A headbanging robot’s squatting in The Peninsula Hong Kong’s stately lobby, in the name of art
Industrial machine that looks as if it is spying on guests may put some off their afternoon tea and scones, though the installation’s British creator, Conrad Shawcross, insists it is both dumb and harmless
Tea at The Peninsula is going to be a bit different for the next couple of weeks. A giant industrial robot sits smack in the middle of the normally serene, neoclassical lobby of the Kowloon hotel, swaying its head – which has a long probe attached – to music in a lonely dance.
Its maker is British artist Conrad Shawcross, who has brought it over for The Peninsula Hong Kong’s second “Love Art” collaboration with Britain’s Royal Academy of Arts to coincide with the Art Basel Hong Kong fair.

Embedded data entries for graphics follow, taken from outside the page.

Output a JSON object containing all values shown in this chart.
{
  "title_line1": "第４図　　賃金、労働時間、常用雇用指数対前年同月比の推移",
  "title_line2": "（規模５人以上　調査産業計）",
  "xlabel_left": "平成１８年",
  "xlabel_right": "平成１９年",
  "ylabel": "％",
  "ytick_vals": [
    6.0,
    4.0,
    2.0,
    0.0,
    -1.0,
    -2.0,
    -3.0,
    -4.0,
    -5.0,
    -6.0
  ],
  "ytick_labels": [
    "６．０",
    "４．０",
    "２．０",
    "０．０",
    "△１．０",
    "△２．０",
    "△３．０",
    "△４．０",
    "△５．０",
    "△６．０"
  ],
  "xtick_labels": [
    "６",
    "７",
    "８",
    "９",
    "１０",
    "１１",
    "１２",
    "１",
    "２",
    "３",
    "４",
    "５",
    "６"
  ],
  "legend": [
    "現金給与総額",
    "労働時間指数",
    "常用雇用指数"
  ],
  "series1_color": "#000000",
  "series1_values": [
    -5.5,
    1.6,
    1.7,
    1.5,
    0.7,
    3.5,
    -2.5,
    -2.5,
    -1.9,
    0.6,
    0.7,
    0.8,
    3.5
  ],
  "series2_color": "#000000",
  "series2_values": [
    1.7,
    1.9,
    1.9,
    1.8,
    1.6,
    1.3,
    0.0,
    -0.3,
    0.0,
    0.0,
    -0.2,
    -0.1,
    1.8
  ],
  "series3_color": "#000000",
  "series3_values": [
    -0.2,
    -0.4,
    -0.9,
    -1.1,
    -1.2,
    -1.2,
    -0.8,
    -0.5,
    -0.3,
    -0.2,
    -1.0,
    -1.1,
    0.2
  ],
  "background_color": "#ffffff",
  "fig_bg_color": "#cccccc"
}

The robot’s presence is slightly menacing; a seemingly sentient being reacts to the music while using its probe to gather the sights and sounds of humans gobbling down their tea and scones. Its spidery legs are fixed, at least, so there is no danger of its proboscis getting too close.
“Having it in The Peninsula is the most controversial location yet, in these conservative, beautiful colonial surroundings. People come for tea and jazz but they are confronted by this startling, sexual machine. The ... past is destabilised,” he says.